For that reason, the tectospinal tract represents the crucial link between the visual and auditory stimuli and muscle movements. In other words, this tract is usually activated by a sudden loud noise, movements or bright lights appearing in the visual field. When activated, it sends efferent signals to activate the muscles of the head, neck and upper extremities which adjust the body position and reaction in accordance with the external stimuli. This is why this tract is crucial for protection and tasks that require visual (eye-hand) and auditory (ear-hand) guidance.
For more details about the spinal cord tracts, including the extrapyramidal ones, take a look at our study unit about the cross-section of the spinal cord.
Functions
The extrapyramidal system has a major role in adjusting and fine-tuning the voluntary movements directed by the pyramidal system, as well as in the control of involuntary movements and postural tone. In summary, the roles of the EPS are as follows:
- Posture maintenance and adjustment
- Planning and preparation of the involuntary movements
- Fine-tuning and adjustment of the voluntary movements making them more precise and correct
- Control of the reflex reactions
- Control of the automatic voluntary movements (e.g. walking, riding a bicycle)
Inhibition of involuntary movements
Clinical relations
Extrapyramidal syndromes and diseases
The extrapyramidal syndromes (EPS) are the collections of symptoms that usually occur after long-term intake of psychiatric medication. They include acute and chronic manifestations of the antipsychotic treatment. The acute signs occur usually in the first couple of weeks of treatment and include: akathisia, dystonia and parkinsonism; the chronic signs occur usually after many years of antipsychotic therapy and are referred to as tardive dyskinesias.
Akathisia stands for the feeling of increased anxiety and irritability combined with the motor restlessness. Dystonia is characterized by the involuntary contractions of opposing flexor and extensor muscles resulting in unnatural and bizarre movements of the eyes, tongue, neck or limbs which the patients can't voluntarily solve. Parkinsonism is the combination of the signs that characterize Parkinson's disease (tremor, rigidity, and/or bradykinesia) but are early-onset and drug-induced. Tardive dyskinesia is characterized by repetitive, involuntary, hyperkinetic movements (e.g. chewing, tongue protrusion, vermicular (worm-like) tongue motions, lip-smacking, puckering, etc).
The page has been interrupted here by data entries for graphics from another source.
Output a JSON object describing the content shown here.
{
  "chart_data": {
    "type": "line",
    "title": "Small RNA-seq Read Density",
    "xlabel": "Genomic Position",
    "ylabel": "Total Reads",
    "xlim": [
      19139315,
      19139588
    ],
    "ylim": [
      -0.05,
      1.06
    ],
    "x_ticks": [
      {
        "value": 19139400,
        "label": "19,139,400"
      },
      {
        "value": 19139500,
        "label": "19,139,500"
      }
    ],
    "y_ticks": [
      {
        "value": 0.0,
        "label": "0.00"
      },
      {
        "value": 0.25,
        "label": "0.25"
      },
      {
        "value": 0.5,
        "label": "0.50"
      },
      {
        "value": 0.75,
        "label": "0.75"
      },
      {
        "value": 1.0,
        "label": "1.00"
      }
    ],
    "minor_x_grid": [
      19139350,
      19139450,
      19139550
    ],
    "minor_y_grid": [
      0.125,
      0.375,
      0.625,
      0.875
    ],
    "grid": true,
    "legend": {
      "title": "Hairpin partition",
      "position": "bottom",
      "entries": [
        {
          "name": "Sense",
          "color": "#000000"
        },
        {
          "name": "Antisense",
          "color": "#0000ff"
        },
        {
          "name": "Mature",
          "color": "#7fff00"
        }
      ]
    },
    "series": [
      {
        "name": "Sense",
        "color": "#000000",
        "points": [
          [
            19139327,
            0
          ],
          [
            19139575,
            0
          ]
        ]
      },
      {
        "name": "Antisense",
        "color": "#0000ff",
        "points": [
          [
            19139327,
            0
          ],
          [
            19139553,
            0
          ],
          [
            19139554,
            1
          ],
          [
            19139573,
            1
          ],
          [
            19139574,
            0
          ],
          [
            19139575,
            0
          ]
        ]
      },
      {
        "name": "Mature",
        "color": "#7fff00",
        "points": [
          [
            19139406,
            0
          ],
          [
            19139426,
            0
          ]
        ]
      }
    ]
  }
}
The extrapyramidal diseases are the impairments of the central nervous system characterized by excessive or abnormal movements in conscious patients. Damage to the basal ganglia and their brainstem or cerebellar connections, can be caused either by traumatic injury, autoimmune processes, genetic causes, iatrogenic injuries (by surgery, or medication). But most often, the etiology of these syndromes remains unknown (idiopathic).
Movement disorders are characterized by either excessive (hyperkinetic) or reduced (hypokinetic) activity. Most common hypokinetic movement disorder is Parkinson's disease, Less common are bradykinesia and parkinsonian disorders that occur in different infectious or vascular disorders.
Chorea, tremor, myoclonus and tics represent hyperkinetic movement disorders, which cause extra involuntary movement and sometimes interfere with normal voluntary ones.
These diseases differ in etiology, treatment and prognosis, but their clinical presentation is usually similar. The classical signs of the extrapyramidal diseases (also called extrapyramidal symptoms) are different involuntary movements (e.g. tremors, spasms), postural alterations, impairment of voluntary movements, cognitive deterioration (most often memory-related) and psychiatric disorders.